The move mirrors what Uniqlo did when it bought naming rights to Dodger Stadium's pavilion—action sports are learning that venue partnerships and cultural programming can build brand equity faster than competition results alone. White, who retired from Olympic competition in 2022 with three gold medals, has spent the past few years building his business portfolio. The Snow League is part of that expansion, but it's also a test case for whether action sports can claim the same cultural real estate that film festivals, art fairs, and music festivals occupy.
Park City's infrastructure makes the experiment feasible. The town already has the lodging capacity, the transportation logistics, and the audience appetite for a January event that justifies the trip. What it doesn't have—yet—is proof that people will show up for a halfpipe competition the way they showed up for independent cinema. White's bet is that the gap Sundance left isn't about film specifically. It's about giving people a reason to gather around something that feels culturally significant, even if the thing itself is niche.
The broader pattern is clear: audiences who grew up on Fortnite and TikTok don't distinguish between entertainment categories the way legacy media does. A halfpipe competition, a fashion show, a film premiere—they're all content, and they're all competing for the same discretionary travel budget and social media attention. White's Snow League is positioning itself as the kind of event you attend not just to watch athletes, but to be part of a scene.
Whether it works depends on execution. Sundance didn't become Sundance overnight—it took decades of programming, curation, and reputation-building to turn a ski town in January into a must-attend industry event. White has name recognition and a venue, but he doesn't yet have the cultural credibility that makes people rearrange their schedules. The Snow League's first year will reveal whether action sports can borrow the festival model, or whether the model only works when the product is art.

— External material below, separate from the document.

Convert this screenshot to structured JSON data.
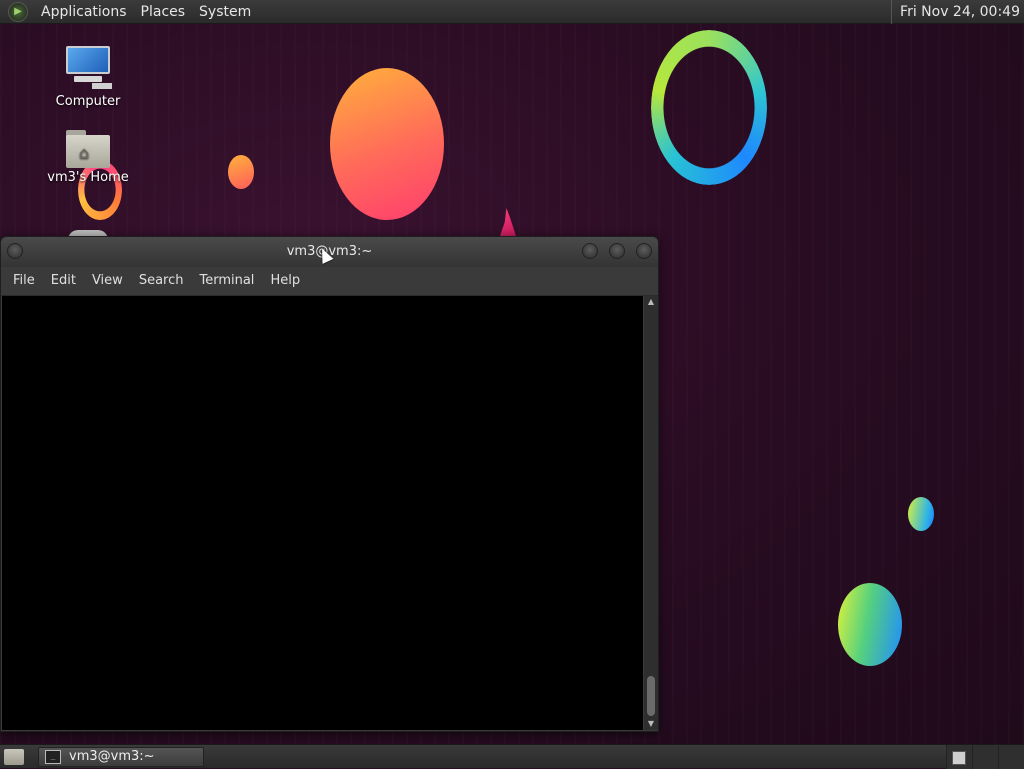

If White pulls it off, expect other action sports properties to follow. Skateboarding, surfing, and climbing all have Olympic legitimacy now, but they still lack the kind of standalone cultural events that justify a weekend trip. Park City in January could become the template—not because the Snow League replaces Sundance, but because it proves that the infrastructure film festivals built can host other kinds of cultural programming once the films move on.